Another security breach

[autolycus]

I've commented before about breaches in the Club's data security. Those who use one email address for many purposes may not have realised the source of some of their spam, phishing attacks, or malware-bearing mail, but I use a email addresses for this site which I don't use anywhere else. Four of these addresses have now been leaked to this murky world, and I now block them. The latest one I have set up, only a few weeks ago, and which has never been used to send or receive mail, started receiving phishing mails a couple of days ago.

It would be far too much of a coincidence for this one address to have been hacked or keylogged from my PC, since I not only use a more secure operating system than most (Linux), but am getting no similar mail to the dozens of other unique email addresses I use. I suspect a serious flaw in the Club's systems.

In one sense, it doesn't matter, as I'm too old and cynical to panic every time my Apple account has been suspended or I receive a mysterious report to review, but I'd be a bit worried if the Club held any more of my personal data.

Kevin

[SteveClem]

Have you notified the club? They may not pick up the problem from the forum.

[les]

Don't you get confused as to where you are with dozens of addresses, and as a layman what is the reason for so many ? I have two.

[olderisbetter]

I have an email from apple that gmail has picked up as spam, which it is as i have no apple accounts.

[irmscher]

I get emails from Santander Paypal and Ebay and all are scams

[autolycus]

Don't you get confused as to where you are with dozens of addresses, and as a layman what is the reason for so many ? I have two.

I registered my own domain, partly because it meant I could very easily forward emails through whichever ISP I'm using at the time. Thus every year or so I swap ISP, taking advantage of special offers and cashbacks, but don't have to tell everyone whose address books I may be in.

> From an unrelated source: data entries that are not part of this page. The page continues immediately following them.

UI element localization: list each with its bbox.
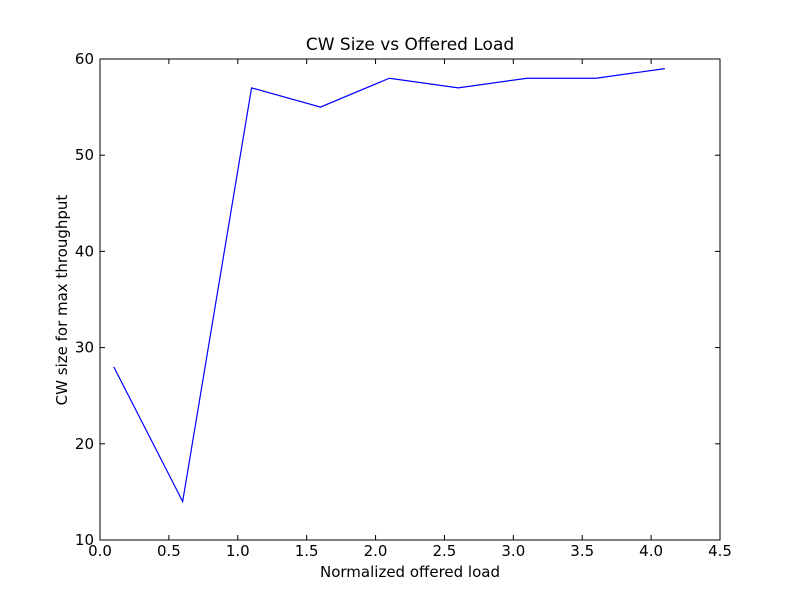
plot-frame bbox=[99, 58, 721, 541]
y-tick-label: 30 bbox=[75, 339, 94, 357]
x-tick-label: 1.0 bbox=[226, 542, 250, 560]
x-tick-label: 4.0 bbox=[639, 542, 663, 560]
x-tick-label: 3.5 bbox=[570, 542, 594, 560]
x-axis-label: Normalized offered load bbox=[320, 563, 500, 581]
x-tick-label: 1.5 bbox=[295, 542, 319, 560]
x-tick-label: 4.5 bbox=[708, 542, 732, 560]
x-tick-label: 0.0 bbox=[88, 542, 112, 560]
x-tick-label: 0.5 bbox=[157, 542, 181, 560]
chart-title: CW Size vs Offered Load bbox=[306, 35, 514, 55]
data-line bbox=[113, 68, 665, 504]
x-tick-label: 2.0 bbox=[364, 542, 388, 560]
y-tick-label: 40 bbox=[75, 242, 94, 260]
x-tick-label: 2.5 bbox=[433, 542, 457, 560]
x-tick-label: 3.0 bbox=[501, 542, 525, 560]
y-tick-label: 20 bbox=[75, 435, 94, 453]
y-tick-label: 50 bbox=[75, 146, 94, 164]
y-axis-label: CW size for max throughput bbox=[53, 195, 71, 406]
y-tick-label: 10 bbox=[75, 531, 94, 549]
y-tick-label: 60 bbox=[75, 50, 94, 68]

I only normally use a few different ones to send mail, but it means that when one escapes because I've got into the address book of someone whose computer security is compromised, I can quite easily set that address to bounce all incoming mail. I've not found spam filters to be very effective - too many genuine emails get falsely trapped. If you're running any sort of business, I think it's one of the dead giveaways that you're unprofessional if you have a hotmail, gmail, or aol address.

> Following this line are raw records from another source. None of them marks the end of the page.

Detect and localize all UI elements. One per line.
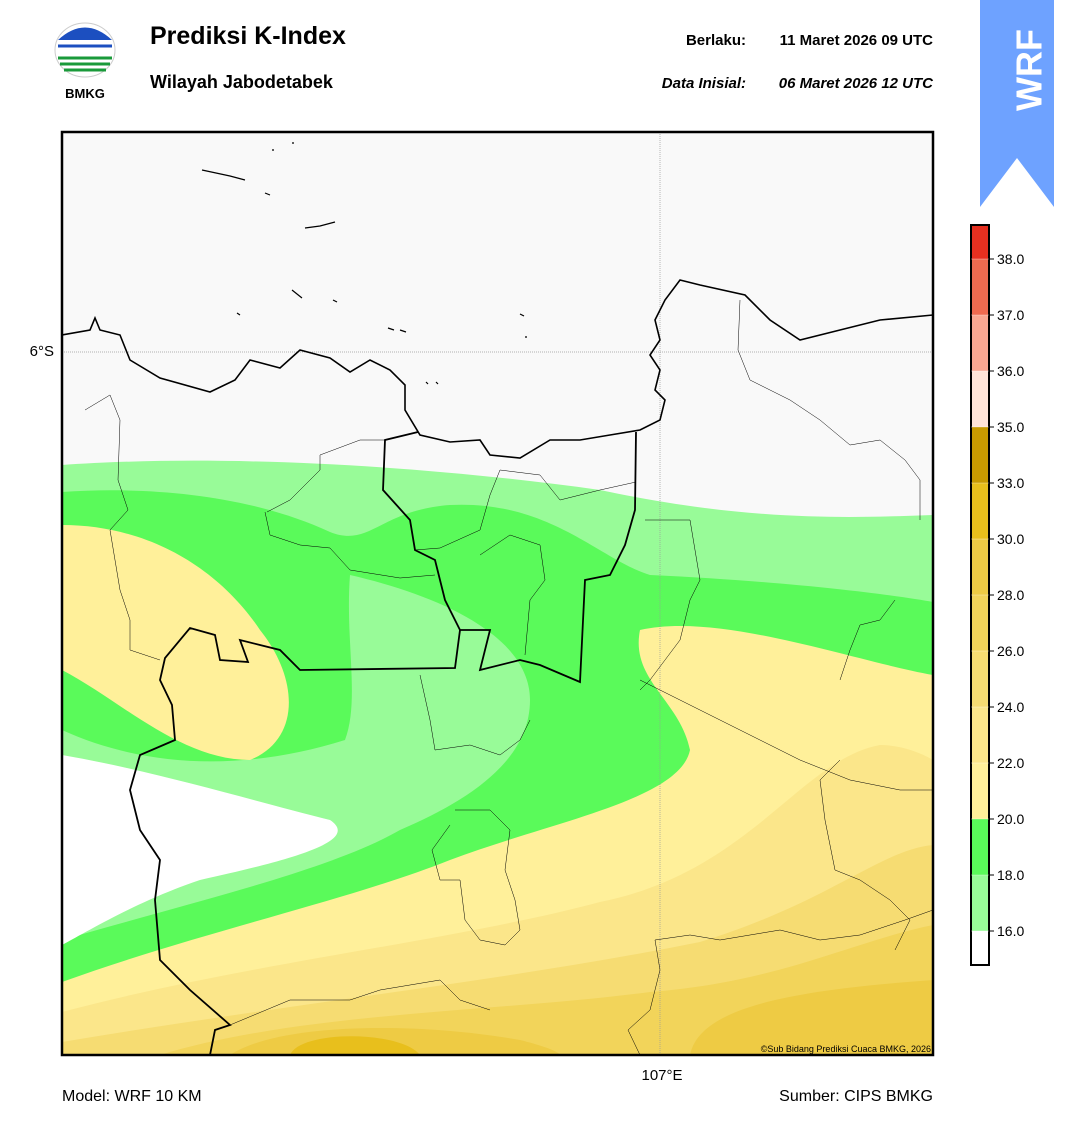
colorbar-band: [971, 595, 989, 651]
colorbar-tick-label: 30.0: [997, 531, 1024, 547]
init-label: Data Inisial:: [662, 75, 746, 92]
colorbar-band: [971, 763, 989, 819]
colorbar-band: [971, 225, 989, 259]
model-note: Model: WRF 10 KM: [62, 1088, 202, 1105]
colorbar-band: [971, 707, 989, 763]
map-lines: [62, 132, 933, 1055]
k-index-field: [690, 980, 933, 1055]
k-index-field: [290, 1036, 420, 1055]
subtitle: Wilayah Jabodetabek: [150, 72, 334, 92]
colorbar-band: [971, 651, 989, 707]
colorbar-tick-label: 18.0: [997, 867, 1024, 883]
colorbar-tick-label: 35.0: [997, 419, 1024, 435]
logo: BMKG: [54, 22, 116, 101]
colorbar-band: [971, 371, 989, 427]
source-note: Sumber: CIPS BMKG: [779, 1088, 933, 1105]
badge: WRF: [980, 0, 1054, 207]
copyright: ©Sub Bidang Prediksi Cuaca BMKG, 2026: [761, 1044, 931, 1054]
colorbar-tick-label: 24.0: [997, 699, 1024, 715]
colorbar-band: [971, 539, 989, 595]
colorbar-band: [971, 819, 989, 875]
map-fields: [62, 132, 933, 1055]
colorbar-band: [971, 483, 989, 539]
colorbar-tick-label: 26.0: [997, 643, 1024, 659]
badge-text: WRF: [1009, 29, 1050, 111]
valid-time: 11 Maret 2026 09 UTC: [780, 32, 934, 49]
colorbar-band: [971, 315, 989, 371]
colorbar-tick-label: 20.0: [997, 811, 1024, 827]
colorbar-band: [971, 931, 989, 965]
colorbar-tick-label: 36.0: [997, 363, 1024, 379]
valid-label: Berlaku:: [686, 32, 746, 49]
colorbar-band: [971, 259, 989, 315]
colorbar-tick-label: 37.0: [997, 307, 1024, 323]
colorbar-tick-label: 22.0: [997, 755, 1024, 771]
colorbar-band: [971, 427, 989, 483]
colorbar-tick-label: 33.0: [997, 475, 1024, 491]
colorbar: 16.0 18.0 20.0 22.0 24.0 26.0 28.0 30.0 33.0 35.0…: [970, 224, 1024, 966]
logo-text: BMKG: [65, 86, 105, 101]
map-frame: [60, 130, 935, 1057]
colorbar-tick-label: 16.0: [997, 923, 1024, 939]
colorbar-tick-label: 28.0: [997, 587, 1024, 603]
k-index-field: [62, 755, 338, 945]
init-time: 06 Maret 2026 12 UTC: [779, 75, 934, 92]
colorbar-tick-label: 38.0: [997, 251, 1024, 267]
lat-label: 6°S: [30, 343, 54, 360]
title: Prediksi K-Index: [150, 22, 346, 50]
lon-label: 107°E: [641, 1067, 682, 1084]
colorbar-band: [971, 875, 989, 931]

In answer to the other comments, I wasn't particularly wanting to start a thread on scam emails in general, but I'm sure the Club is leaking data here. If you use the same email addresss for many purposes, you won't know who has leaked it.

Kevin

[les]

Thanks, I sort of get it!

[Monty-4]

I'm not sure Linux is so much more secure, it's just traditionally been less of a target. The same benefit OSX had for a while but it's being hit a lot harder these days.

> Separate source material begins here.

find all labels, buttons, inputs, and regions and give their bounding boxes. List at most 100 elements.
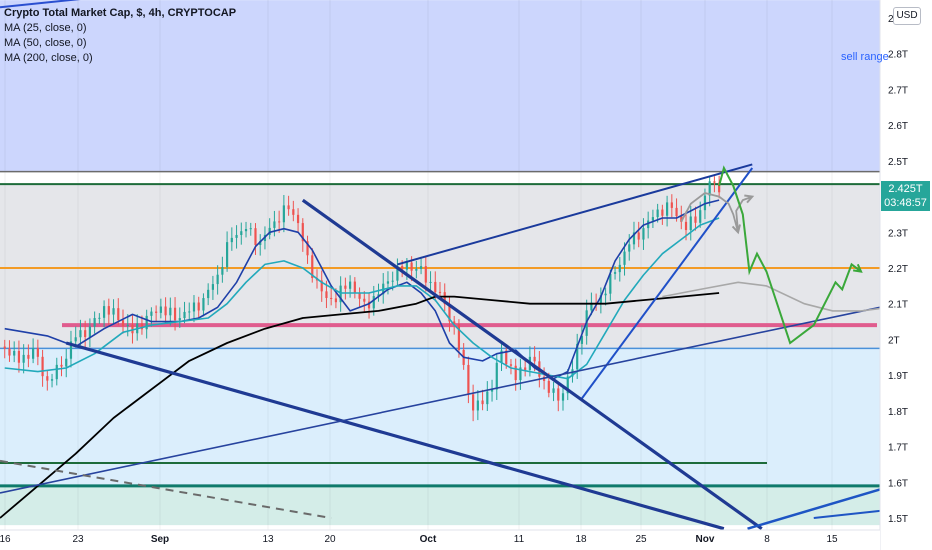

The MMOC will certainly not have an in-house server for hosting and will be renting the space, and security, from a provider. You'd hope whoever the host is would notify the MMOC of any breaches and we'd be notified of any real concerns.

Also it's perfectly possible that your addresses are just being brute forced.

[Blaketon]

The Internet has become the Intermess and given time, I feel it could even implode. I'm not sure that Internet crime is taken seriously or (Being a global thing) tackled in a cohesive way. I've often said I should like to get hold a cement lorry, fill it full of manure and empty it through the front door of a spammer, with the words "Have some of it back".

[olderisbetter]

I was getting five emails a day asking if i wanted to buy tinned pork luncheon meat in bulk, i am sure this was some kind of spam...

[autolycus]

Mentioning Linux was pure mischief on my part: sorry.

I know of one car club database, for a club comparable in size to the MMOC, that is hosted locally - it even uses MSAccess. A proper hosting company should indeed have high levels of security, but how many individuals have the requisite passwords, or have been allowed to run queries?

Brute force attack? Unlikely on my machine, given that five MMOC addresses have been breached, but virtually none of the many others I use.

Kevin

[irmscher]

How do you know that you have been breached and what is it that you have to do??